Con todo y con eso, y por más ridículos que resulten esos nombres de resonancias clásicas de los personajes principales (Catilina, Cicero, Crassus…), la idea de hacer que se detenga el tiempo o construir una urbe utópica utilizando como material el "Megalón", elemento de propiedades asombrosas, parece más propia de la mente de cineastas como Terry Gilliam o incluso David Lynch, de modo que la audacia del octogenario Coppola debería ser al menos aplaudida por lo que tiene de intrépida y visionaria.



lunes, 11 de junio de 2018

Isla de perros (2018)




Título original: Isle of Dogs
Director: Wes Anderson
EE.UU./Alemania, 2018, 101 minutos

Isla de perros (2018)

Será por lo laborioso de su confección o por ese punto un tanto naíf que tienen la mayoría de ellas, pero lo cierto es que uno siente debilidad por las películas filmadas mediante la técnica del stop-motion. Algo con lo que el director Wes Anderson, responsable de la aclamada Fantastic Mr. Fox (2009), a buen seguro que comulga, teniendo en cuenta que es reincidente. Porque la no menos meritoria Isle of Dogs (ojo al juego de palabras del título original, que suena parecido a "I Love Dogs") representa otra vuelta de tuerca en un género que, en los últimos tiempos, no para de darnos muy gratas sorpresas.

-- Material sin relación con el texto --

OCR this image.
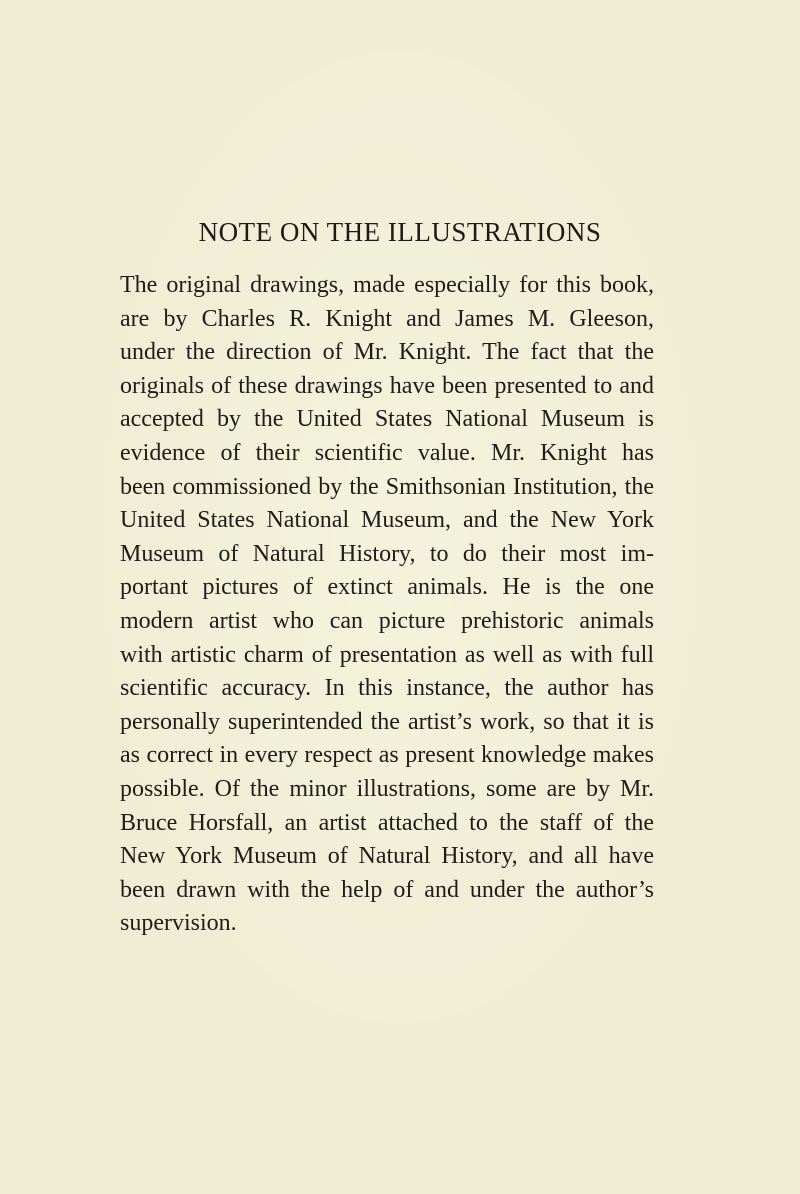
NOTE ON THE ILLUSTRATIONS
The original drawings, made especially for this book,
are by Charles R. Knight and James M. Gleeson,
under the direction of Mr. Knight. The fact that the
originals of these drawings have been presented to and
accepted by the United States National Museum is
evidence of their scientific value. Mr. Knight has
been commissioned by the Smithsonian Institution, the
United States National Museum, and the New York
Museum of Natural History, to do their most im-
portant pictures of extinct animals. He is the one
modern artist who can picture prehistoric animals
with artistic charm of presentation as well as with full
scientific accuracy. In this instance, the author has
personally superintended the artist’s work, so that it is
as correct in every respect as present knowledge makes
possible. Of the minor illustrations, some are by Mr.
Bruce Horsfall, an artist attached to the staff of the
New York Museum of Natural History, and all have
been drawn with the help of and under the author’s
supervision.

Así pues, si en Anomalisa (2015) Duke Johnson y Charlie Kaufman optaban por el hiperrealismo, en el caso de Isla de perros Anderson se decanta por la distopía canina en clave manga. Una parábola sobre el posible futuro que nos espera con la que el tejano rinde homenaje al universo de Akira Kurosawa, si bien las referencias cinéfilas no se detienen ahí, toda vez que la puesta en escena de los multitudinarios mítines del alcalde Kobayashi parece remitir visualmente a la fastuosidad que desplegaba el magnate de la prensa protagonista de Ciudadano Kane.

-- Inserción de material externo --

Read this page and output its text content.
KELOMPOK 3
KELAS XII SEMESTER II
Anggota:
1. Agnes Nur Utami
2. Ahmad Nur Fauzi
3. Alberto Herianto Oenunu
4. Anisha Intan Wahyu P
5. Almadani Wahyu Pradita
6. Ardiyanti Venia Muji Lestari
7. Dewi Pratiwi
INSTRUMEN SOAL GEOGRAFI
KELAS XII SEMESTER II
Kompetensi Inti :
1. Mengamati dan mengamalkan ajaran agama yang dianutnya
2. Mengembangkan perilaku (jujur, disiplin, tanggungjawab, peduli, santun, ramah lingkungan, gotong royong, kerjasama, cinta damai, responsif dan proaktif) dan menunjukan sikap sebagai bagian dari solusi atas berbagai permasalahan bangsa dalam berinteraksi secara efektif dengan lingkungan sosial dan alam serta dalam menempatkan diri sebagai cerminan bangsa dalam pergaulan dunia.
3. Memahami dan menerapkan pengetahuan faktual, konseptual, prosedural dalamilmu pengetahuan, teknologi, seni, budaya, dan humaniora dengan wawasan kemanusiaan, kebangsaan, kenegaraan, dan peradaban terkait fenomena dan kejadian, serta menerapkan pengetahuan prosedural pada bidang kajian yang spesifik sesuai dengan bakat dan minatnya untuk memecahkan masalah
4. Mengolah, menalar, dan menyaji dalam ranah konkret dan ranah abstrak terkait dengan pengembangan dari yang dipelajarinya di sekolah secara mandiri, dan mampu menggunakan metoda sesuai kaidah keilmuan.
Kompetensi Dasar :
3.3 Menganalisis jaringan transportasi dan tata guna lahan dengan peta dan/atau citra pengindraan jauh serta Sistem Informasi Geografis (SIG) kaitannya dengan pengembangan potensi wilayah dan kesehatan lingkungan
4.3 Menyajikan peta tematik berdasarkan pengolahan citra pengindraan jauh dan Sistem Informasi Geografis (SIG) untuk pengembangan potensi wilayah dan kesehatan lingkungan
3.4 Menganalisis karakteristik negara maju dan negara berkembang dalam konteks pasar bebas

Wes Anderson y su versión nipona de Charles Foster Kane

Abrumadoramente original y trepidante, la odisea del niño Atari y los cinco canes en pos del extraviado Spots revela un mundo apocalíptico no exento del peculiar sentido del humor que es ya la marca de fábrica del inconfundible estilo de Anderson. Muestra de ello es el contraste entre la mugre imperante en Isla Basura (garrapatas incluidas) y el distinguido porte de gentleman inglés que gastan los chuchos en sus conversaciones. No en vano, la película se rodó en el Reino Unido y quizá por ahí les venga esa impronta un tanto british, pese a la ambientación nipona en la imaginaria e inhóspita urbe de Megasaki. El motivo, en realidad, obedece a razones mucho más prosaicas: la mayoría de ellos pertenecían, antes de caer en desgracia, a familias acomodadas.

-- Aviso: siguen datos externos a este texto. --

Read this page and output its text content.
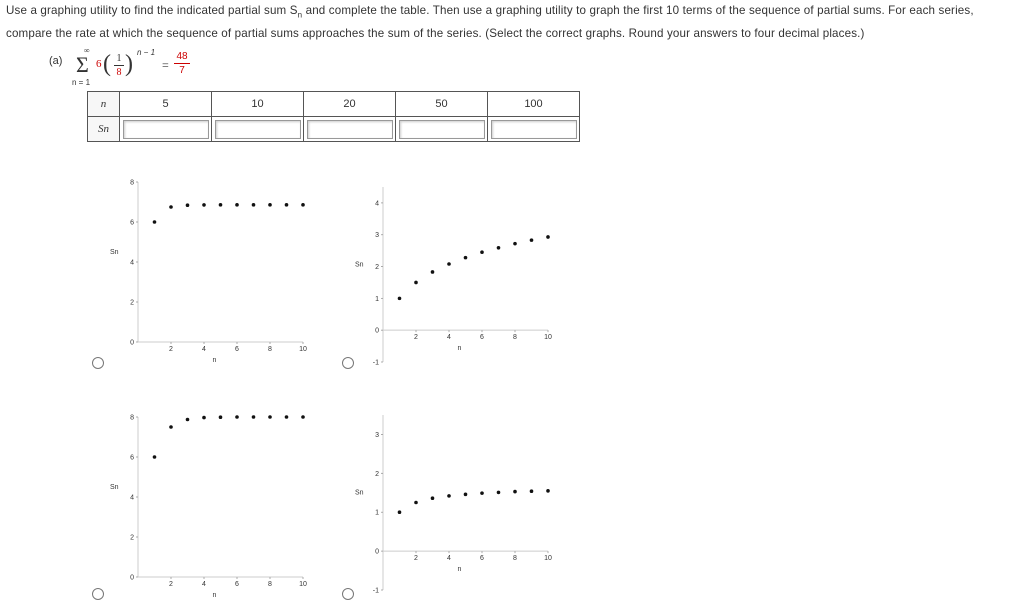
Use a graphing utility to find the indicated partial sum $S_n$ and complete the table. Then use a graphing utility to graph the first 10 terms of the sequence of partial sums. For each series, compare the rate at which the sequence of partial sums approaches the sum of the series. (Select the correct graphs. Round your answers to four decimal places.)
(a)
∞
Σ
n = 1
6 ( 1
8 ) n − 1
=
48
7
n	5	10	20	50	100
Sn					
8
6
4
2
0
2	4	6	8	10
Sn
n
4
3
2
1
0
-1
2	4	6	8	10
Sn
n
8
6
4
2
0
2	4	6	8	10
Sn
n
3
2
1
0
-1
2	4	6	8	10
Sn
n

Y, como suele ser habitual en este tipo de producciones, una pléyade de estrellas cinematográficas del firmamento hollywoodense pone su voz a los personajes principales: Scarlett Johansson (Nutmeg), Bill Murray (Boss), Jeff Goldblum (Duke), Tilda Swinton (Oráculo) y hasta Yoko Ono o Anjelica Huston aparecen acreditadas. Con semejante cartel, resulta difícil no sucumbir al encanto de Isle of Dogs, aunque la historia que cuenta (a pesar de algún que otro guiño a la actualidad, como el tema de los refugiados) sea total y premeditadamente disparatada.